TERMS OF STOCK OPTION
This
document sets forth the terms of an Option (as defined below)
granted by PAR PHARMACEUTICAL COMPANIES, INC. (the
“Company”) pursuant to a Certificate of Stock
Option (the “Certificate”) displayed at the
website of Smith Barney Benefits Access®. The Certificate,
which specifies the director of the Company (who is not an
employee of the Company or any Subsidiary, the “Eligible
Director”) to whom the Stock Option has been granted,
other specific details of the grant, and the electronic
acceptance of the Certificate at the website of Smith Barney,
are incorporated herein by reference.
WHEREAS ,
the Board of Directors of the Company (the “Board”) has
authorized and approved the Par Pharmaceutical Companies, Inc. 1997
Directors’ Stock and Deferred Fee Plan (the
“Plan”), which has been approved by the stockholders of
the Company; and
WHEREAS ,
the Plan, in part, provides for the annual grant of an option (the
“Option”) under the Plan to the Eligible Director to
purchase Five Thousand (5,000) shares of the Company's Common
Stock, par value $.01 per share (the "Common Stock");
WHEREAS,
pursuant to the Plan, the award to the Eligible Director of
the Option is subject to the terms and conditions specified on
the Certificate and as set forth in the Plan and in these
Terms; and
WHEREAS,
capitalized terms not otherwise defined herein shall have the
meanings assigned to them under the Plan.
NOW, THEREFORE ,
in consideration of the mutual covenants contained herein, the
parties hereto agree as follows:
1
.
Incorporation of the Plan .
The Option is granted pursuant to the provisions of the Plan and
the terms and definitions of the Plan are incorporated by reference
in these Terms.
2
.
Grant of Option .
( a
)
Subject to the terms and conditions of the Plan, the Company hereby
grants on the date of grant (the “Date of Grant”) to
the Eligible Director the right and option (the "Option") to
purchase all or any part of an aggregate number of shares of the
Common Stock of the Company (the "Option Shares"), as specified on
the Certificate and on the terms and conditions set forth herein
and therein.
(
b
)
This Option shall not be deemed an “Incentive Stock
Option” under the Internal Revenue Code
(“Code”). Accordingly, the Eligible Director
acknowledges that, under existing laws and regulations,
exercise of this Option would be a taxable event under the
Code. The Eligible Director will be subject to a withholding
tax on the difference between the purchase price of the Option
Shares and their market value on the date of the taxable
event. Any such tax shall be paid to the Company by the
Eligible Director within two days of receipt of a notice from
the Company specifying the amount thereof.
3
.
Purchase Price .
The price per share to be paid by the Eligible Director for the
Option Shares shall be the grant price specified on the
Certificate.
4
.
Exercise Terms .
(
a
)
The Option shall be exercisable in full commencing on the
first anniversary of the Date of Grant (the “Exercise
Date”), provided that the Eligible Director has not been
removed “for cause”, as a member of the Board on
or prior to the first anniversary of the Date of Grant, and
shall expire and not be exercisable after 5:00 P.M. on the
tenth anniversary of the Date of Grant (the “Exercise
Period”). An Option shall remain exercisable after the
Exercise Date at all times during the Exercise Period,
regardless of whether the Eligible Director thereafter
continues to serve as a member of the Board.
(
b
)
The Option may be exercised at any time or from time to time
during the term of the Option as to any or all full shares
which have become exercisable in accordance with this Section,
but not as to less than 100 shares of Common Stock unless the
remaining shares of Common Stock that are so exercisable are
less than 100 shares of Common Stock.

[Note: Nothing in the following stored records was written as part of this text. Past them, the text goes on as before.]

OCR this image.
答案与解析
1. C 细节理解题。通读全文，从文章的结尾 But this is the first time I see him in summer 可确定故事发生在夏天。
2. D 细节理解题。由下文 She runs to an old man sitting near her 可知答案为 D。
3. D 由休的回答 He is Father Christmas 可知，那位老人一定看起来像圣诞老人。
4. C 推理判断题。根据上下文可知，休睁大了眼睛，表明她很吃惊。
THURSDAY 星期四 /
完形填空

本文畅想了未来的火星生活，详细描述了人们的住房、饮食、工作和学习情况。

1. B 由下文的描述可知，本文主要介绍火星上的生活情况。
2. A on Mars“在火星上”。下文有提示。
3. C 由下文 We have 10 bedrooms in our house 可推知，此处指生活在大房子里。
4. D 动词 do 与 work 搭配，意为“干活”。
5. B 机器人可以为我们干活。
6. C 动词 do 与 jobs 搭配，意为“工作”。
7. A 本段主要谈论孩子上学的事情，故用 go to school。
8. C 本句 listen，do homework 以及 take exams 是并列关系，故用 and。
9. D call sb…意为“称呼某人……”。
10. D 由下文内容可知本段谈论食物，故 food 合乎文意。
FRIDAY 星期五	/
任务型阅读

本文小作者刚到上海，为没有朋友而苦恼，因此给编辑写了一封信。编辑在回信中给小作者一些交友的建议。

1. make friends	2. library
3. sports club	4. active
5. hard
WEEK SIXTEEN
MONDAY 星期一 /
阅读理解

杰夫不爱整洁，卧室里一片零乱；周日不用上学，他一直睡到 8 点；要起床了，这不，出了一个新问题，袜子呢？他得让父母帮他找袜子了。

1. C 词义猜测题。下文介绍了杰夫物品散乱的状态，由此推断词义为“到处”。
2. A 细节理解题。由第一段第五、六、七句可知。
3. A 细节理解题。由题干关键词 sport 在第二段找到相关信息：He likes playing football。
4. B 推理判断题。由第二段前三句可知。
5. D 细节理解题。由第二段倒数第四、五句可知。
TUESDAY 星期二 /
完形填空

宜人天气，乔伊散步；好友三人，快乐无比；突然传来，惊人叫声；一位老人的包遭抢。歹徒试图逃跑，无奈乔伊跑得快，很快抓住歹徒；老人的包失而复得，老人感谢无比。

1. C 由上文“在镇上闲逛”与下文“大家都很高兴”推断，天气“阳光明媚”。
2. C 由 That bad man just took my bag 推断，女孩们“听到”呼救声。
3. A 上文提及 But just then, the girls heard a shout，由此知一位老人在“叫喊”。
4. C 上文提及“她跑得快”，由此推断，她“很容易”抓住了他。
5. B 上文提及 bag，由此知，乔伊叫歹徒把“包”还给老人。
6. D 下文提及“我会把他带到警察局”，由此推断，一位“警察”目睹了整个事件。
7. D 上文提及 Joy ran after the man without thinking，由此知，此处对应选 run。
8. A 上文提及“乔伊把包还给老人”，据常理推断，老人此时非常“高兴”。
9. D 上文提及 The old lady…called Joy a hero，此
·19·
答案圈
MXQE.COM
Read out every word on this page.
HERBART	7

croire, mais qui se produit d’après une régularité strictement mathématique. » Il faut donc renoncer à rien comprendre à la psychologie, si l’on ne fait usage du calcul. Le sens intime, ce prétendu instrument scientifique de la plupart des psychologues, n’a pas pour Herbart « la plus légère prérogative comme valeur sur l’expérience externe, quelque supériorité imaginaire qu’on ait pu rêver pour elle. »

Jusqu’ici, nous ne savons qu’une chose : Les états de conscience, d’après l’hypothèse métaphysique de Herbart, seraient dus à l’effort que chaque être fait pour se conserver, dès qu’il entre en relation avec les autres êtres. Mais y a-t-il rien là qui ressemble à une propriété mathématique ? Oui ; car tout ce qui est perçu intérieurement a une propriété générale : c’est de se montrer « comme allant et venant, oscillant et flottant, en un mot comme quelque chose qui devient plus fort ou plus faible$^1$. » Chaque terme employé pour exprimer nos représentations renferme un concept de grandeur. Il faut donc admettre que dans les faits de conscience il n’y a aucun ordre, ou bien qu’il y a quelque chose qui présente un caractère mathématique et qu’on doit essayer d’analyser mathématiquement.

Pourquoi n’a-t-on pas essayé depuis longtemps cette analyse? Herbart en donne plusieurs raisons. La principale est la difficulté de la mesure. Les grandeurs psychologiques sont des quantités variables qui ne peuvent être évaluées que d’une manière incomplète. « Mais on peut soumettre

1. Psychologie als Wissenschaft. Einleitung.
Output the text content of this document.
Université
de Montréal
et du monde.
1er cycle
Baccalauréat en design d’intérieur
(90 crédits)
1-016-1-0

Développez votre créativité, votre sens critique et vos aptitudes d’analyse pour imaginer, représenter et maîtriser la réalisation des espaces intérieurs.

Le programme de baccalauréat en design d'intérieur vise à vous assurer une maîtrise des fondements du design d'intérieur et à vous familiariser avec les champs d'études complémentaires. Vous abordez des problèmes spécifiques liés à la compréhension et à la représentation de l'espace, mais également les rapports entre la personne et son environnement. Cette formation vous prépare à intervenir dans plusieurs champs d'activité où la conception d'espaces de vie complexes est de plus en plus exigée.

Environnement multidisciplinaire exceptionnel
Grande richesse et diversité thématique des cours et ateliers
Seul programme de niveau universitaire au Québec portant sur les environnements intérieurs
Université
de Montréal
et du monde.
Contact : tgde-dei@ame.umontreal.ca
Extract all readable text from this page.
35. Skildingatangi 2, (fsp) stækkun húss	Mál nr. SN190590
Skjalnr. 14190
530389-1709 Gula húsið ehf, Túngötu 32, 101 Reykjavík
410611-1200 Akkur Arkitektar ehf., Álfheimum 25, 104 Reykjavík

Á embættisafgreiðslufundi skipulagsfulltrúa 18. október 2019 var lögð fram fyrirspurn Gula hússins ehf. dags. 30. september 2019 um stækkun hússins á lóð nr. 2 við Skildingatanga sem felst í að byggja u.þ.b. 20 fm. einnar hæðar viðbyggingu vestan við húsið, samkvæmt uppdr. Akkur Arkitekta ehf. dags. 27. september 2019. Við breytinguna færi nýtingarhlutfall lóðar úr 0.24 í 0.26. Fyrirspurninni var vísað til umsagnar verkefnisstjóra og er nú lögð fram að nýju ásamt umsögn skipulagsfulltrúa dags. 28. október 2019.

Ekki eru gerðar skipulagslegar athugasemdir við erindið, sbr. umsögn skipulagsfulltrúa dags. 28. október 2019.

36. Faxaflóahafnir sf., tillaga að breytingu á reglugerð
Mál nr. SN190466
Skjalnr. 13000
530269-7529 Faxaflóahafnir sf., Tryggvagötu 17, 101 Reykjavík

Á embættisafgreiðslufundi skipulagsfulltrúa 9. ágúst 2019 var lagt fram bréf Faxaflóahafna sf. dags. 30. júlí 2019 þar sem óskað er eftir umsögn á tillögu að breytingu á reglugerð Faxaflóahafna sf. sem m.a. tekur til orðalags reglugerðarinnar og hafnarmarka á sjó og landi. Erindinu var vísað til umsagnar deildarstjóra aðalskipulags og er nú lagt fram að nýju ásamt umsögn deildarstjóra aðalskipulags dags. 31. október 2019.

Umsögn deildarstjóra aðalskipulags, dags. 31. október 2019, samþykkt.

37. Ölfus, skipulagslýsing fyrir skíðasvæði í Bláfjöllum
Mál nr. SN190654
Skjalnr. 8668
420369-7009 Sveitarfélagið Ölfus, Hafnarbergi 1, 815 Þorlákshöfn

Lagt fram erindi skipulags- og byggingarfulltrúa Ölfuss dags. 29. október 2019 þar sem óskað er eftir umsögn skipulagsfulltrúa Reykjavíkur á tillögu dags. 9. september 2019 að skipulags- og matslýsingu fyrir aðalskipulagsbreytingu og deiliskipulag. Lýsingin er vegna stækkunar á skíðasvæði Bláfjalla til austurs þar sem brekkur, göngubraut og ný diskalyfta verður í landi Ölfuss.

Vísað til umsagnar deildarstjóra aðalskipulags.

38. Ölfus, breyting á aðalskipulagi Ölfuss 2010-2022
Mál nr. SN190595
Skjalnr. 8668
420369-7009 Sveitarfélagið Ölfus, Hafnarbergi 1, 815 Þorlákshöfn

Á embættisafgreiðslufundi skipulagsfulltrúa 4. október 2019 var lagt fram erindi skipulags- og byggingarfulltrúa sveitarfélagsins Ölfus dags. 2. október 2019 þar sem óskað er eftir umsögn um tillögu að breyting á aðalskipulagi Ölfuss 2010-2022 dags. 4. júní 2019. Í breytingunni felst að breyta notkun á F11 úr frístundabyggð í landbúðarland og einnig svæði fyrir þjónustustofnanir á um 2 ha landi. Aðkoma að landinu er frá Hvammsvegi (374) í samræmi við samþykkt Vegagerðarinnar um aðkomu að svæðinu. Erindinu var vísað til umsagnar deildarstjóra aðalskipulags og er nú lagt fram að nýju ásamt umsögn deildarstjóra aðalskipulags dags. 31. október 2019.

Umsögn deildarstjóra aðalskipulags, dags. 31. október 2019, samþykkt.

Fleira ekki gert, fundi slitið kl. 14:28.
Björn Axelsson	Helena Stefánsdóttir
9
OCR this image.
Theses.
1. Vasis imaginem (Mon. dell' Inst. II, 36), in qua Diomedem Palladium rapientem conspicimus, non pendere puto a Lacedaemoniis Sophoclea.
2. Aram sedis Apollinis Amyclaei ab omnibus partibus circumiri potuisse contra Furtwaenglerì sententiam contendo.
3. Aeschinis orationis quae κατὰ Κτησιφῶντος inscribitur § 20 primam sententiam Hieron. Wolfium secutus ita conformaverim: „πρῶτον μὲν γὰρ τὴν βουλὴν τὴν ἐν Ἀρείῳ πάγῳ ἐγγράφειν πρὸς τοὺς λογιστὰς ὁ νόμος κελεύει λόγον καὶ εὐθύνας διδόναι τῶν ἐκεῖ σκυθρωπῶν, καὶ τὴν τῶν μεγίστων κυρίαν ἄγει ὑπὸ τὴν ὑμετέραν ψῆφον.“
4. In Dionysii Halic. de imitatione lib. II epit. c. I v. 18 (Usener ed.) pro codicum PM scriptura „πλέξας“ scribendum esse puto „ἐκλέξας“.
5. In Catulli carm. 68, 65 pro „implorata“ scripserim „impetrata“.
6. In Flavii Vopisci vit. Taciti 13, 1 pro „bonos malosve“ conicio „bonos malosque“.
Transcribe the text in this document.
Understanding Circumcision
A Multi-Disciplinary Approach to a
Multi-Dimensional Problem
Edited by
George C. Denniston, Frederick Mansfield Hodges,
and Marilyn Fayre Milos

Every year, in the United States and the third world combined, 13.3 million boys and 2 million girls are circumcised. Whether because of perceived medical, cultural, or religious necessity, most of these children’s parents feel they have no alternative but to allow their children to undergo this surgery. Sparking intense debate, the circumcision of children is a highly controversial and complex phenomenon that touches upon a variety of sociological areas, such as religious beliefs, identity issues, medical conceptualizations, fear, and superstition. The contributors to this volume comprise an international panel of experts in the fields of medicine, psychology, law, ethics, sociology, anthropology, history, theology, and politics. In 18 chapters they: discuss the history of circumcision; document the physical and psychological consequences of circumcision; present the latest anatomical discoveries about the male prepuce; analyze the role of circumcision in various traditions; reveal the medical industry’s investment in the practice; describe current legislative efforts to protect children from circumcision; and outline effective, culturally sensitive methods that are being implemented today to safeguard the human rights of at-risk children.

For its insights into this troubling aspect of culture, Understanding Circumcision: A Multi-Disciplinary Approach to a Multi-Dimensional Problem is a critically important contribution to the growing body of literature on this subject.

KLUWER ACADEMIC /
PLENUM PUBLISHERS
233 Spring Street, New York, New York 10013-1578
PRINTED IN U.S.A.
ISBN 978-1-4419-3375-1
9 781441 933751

The Option price is to
be paid in full upon the exercise of the Option. The holder of
an Option shall not have any of the rights of a stockholder
with respect to the shares of Common Stock subject to the
Option until such shares of Common Stock have been issued or
transferred to him upon the exercise of his
Option.
(
c
)
The Option may be exercised with respect to a specified number
of shares of Common Stock by written notice of exercise to the
Company stating that (i) the option price for the shares and
any withholding tax due thereon will be paid to the Company
directly by a broker-dealer designated by the Eligible
Director and irrevocable instructions to such effect have been
furnished by the Eligible Director to such broker-dealer, and
(ii) an advice from the broker-dealer confirming payment to
the Company will be promptly delivered to the Company. The
exercise of such Option shall be irrevocable at the time of
notice to the Company; provided, however, that the Company
shall not be required to deliver certificates for shares of
Common Stock with respect to the exercise of the Option until
the Company has confirmed the receipt of good and sufficient
funds in payment of the purchase price hereof.
(
d
)
Upon a Sale (as defined below), the Board may elect either
( i
)
to continue the Option without any payment or (ii) to cause to
be paid to the Eligible Director upon consummation of the
Sale, a payment equal to the excess, if any, of the sale
consideration receivable by the holders of shares of Common
Stock in such a Sale (the “Sale Consideration”)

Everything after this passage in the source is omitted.